The original piglets that had escaped by some miracle the night of the first break in, when the hounds had killed so many of their siblings, had fled from the farm and headed into the woods. They had managed to remain hidden, and eventually, mated with some wild boar that had been roaming the area. The three pigs that headed back to the farm were the descendants of the union. Their curved tusks and muscular bodies made them hardier than their domesticated parents. With the rough coats and swiftness that comes naturally to wild boar, these little pigs were hard to see and even harder to catch.
They knew the dangers of the woods, the hounds that roamed with poachers and the owls who would carry off a newborn hog if given the chance. However, these boars were different; they felt a deep yearning to be close to the farm. So, on a cold spring morning, six years after their parents fled the farm, they headed home.
“Hannah, bloody hell, you won’t believe what I have just seen in the far field!”
Hannah watched as Jerry dashed about the office, looking for his key to the ammo safe. Her blood ran cold, not more hounds or dead pigs. It had been relentless the last six years; she couldn’t take anymore.
“If it’s more dead animals then I am done. I will sell up; I can’t take any more of this.”
“It’s animals all right, but they aren’t dead—yet.” “What the hell do you mean yet? Are they in pain?”
Hannah was out of her chair and heading for the jeep outside. Jumping in, she gunned the engine, and before Jerry could stop her, headed for the far field.
What she saw was three beautiful boars. There was something a little off about them; their ears were overly large, and they were a wee bit too pinkish about the snout, but they were adorable. There was no way she was going to let Jerry kill them or call animal control. These creatures were killed just for being what they were, and she would be no party to that. There was enough blood on her hands.
The three animals observed her as she looked down at them. They didn’t charge when she jumped from the jeep. They didn’t move
at all. They simply stood and watched her with their dark intelligent eyes. After a while, the biggest of the three took a few steps towards Hannah, pawed at the soft earth, and then with a final look, turned and headed back into the forest. Its companions followed close behind.
“What in heavens name was that all about?” Jerry had arrived but had hung back to watch. He had his gun but had a feeling that had he taken a shot he would be the next one fed to the pigs down the hill.

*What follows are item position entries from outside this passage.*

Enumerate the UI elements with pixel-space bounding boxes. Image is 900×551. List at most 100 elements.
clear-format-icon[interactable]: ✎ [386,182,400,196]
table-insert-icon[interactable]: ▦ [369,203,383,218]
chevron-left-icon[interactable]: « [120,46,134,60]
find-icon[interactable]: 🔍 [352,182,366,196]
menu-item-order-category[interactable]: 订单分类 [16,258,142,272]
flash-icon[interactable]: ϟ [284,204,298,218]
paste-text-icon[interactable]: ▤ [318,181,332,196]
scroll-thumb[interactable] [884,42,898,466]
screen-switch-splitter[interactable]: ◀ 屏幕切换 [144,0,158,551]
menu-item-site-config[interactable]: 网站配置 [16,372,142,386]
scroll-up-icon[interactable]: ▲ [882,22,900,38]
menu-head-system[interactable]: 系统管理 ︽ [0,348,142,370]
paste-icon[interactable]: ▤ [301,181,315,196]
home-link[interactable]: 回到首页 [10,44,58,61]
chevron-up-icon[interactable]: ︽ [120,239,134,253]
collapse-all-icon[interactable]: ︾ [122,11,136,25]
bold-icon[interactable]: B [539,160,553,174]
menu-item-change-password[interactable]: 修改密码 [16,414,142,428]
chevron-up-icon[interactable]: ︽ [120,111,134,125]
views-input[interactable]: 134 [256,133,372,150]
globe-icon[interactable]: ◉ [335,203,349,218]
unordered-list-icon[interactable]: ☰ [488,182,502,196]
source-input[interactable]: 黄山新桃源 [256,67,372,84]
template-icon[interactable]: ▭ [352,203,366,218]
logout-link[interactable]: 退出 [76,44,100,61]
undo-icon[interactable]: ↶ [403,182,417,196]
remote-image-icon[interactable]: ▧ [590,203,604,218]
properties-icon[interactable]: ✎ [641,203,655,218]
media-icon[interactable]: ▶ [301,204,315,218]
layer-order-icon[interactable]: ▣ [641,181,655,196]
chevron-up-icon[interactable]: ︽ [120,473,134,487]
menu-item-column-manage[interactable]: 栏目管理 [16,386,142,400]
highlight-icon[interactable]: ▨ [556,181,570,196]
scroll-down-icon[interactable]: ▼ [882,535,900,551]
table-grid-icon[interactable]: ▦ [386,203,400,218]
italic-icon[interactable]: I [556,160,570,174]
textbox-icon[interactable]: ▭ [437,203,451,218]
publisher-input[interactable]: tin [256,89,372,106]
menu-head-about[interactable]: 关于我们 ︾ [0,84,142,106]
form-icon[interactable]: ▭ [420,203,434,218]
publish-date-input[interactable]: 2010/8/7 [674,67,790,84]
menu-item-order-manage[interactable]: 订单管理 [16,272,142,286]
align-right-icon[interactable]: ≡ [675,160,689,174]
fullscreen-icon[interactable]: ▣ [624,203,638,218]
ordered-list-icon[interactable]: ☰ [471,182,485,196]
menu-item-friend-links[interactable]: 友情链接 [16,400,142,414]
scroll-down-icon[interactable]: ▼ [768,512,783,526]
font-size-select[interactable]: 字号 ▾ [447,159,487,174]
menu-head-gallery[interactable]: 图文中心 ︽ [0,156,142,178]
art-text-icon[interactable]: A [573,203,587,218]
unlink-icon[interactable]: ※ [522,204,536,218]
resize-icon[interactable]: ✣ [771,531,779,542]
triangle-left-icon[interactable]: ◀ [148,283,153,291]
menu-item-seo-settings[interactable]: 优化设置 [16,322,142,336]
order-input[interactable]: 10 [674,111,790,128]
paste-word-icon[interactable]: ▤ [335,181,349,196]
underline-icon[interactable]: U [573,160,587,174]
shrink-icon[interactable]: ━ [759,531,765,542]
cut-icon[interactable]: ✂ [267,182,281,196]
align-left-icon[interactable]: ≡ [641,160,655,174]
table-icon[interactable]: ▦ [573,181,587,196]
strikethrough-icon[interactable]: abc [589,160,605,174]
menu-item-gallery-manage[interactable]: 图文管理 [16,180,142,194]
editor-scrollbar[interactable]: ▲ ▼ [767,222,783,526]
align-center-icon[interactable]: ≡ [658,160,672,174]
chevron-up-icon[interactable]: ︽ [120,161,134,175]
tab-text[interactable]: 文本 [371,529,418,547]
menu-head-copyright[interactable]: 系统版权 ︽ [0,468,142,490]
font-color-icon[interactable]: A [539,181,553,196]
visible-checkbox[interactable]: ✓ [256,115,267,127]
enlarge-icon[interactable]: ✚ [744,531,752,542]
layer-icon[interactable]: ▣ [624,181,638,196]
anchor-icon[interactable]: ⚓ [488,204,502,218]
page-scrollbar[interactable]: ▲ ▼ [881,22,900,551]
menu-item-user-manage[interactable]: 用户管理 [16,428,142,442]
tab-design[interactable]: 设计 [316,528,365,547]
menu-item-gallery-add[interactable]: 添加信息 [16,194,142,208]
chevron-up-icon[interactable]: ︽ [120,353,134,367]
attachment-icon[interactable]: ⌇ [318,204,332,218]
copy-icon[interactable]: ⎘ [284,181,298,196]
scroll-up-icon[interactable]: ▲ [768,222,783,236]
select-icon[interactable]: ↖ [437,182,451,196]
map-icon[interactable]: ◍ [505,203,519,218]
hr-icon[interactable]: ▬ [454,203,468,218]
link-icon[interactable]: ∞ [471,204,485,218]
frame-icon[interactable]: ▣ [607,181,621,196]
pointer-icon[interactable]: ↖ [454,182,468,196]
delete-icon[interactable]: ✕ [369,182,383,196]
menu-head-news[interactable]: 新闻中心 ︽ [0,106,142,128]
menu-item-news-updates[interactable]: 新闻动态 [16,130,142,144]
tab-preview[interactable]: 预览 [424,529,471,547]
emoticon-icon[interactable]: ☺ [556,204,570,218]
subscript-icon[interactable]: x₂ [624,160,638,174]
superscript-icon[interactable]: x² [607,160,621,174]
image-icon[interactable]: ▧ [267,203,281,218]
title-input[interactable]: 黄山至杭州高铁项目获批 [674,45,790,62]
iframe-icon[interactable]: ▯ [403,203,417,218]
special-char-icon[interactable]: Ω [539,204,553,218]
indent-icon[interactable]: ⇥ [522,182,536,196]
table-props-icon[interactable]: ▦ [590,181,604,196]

“I think it’s time I got some more piglets, Jerry.” Hannah was good as her word; three tiny piglets came and joined her on the farm. They were perfectly pink and happy. Hannah felt the hole that had been left in her heart since the loss of her last sounder begin to mend. This time she felt these little, perfect piglets would live to see old age.
A week and a half after their arrival, the boars came back to visit the new additions to the farm. Jerry, of course, overreacted.
“The heck are you doing letting them near the babies; they will eat them!”
Hannah just shook her head and left them be, they were, after all, distant cousins, and she was sure no harm would come to them. It had taken her a while to work out that these boars were the descendants of her lost three little pigs. It was touching that they had come back to the farm, and there was no way she was going to discourage them. She truly believed no harm would befall them in regard to the boars.
That night when she visited her new additions before turning in, she noticed the boars were still milling about the fence. This was curious behaviour; they were not in any way domesticated, and boars by nature tend to keep as far from humans as they could get. So, to find the three of them rooting through the grass made her wonder what was going on.
“Well, my little boars, I don’t know why you are here, but you are very welcome. If you are still here in the morning, I’ll get you a nice chunk of poacher from the freezer.” She thought for a moment. “I’ll have Jerry drag the old trough out for you too. Goodnight.”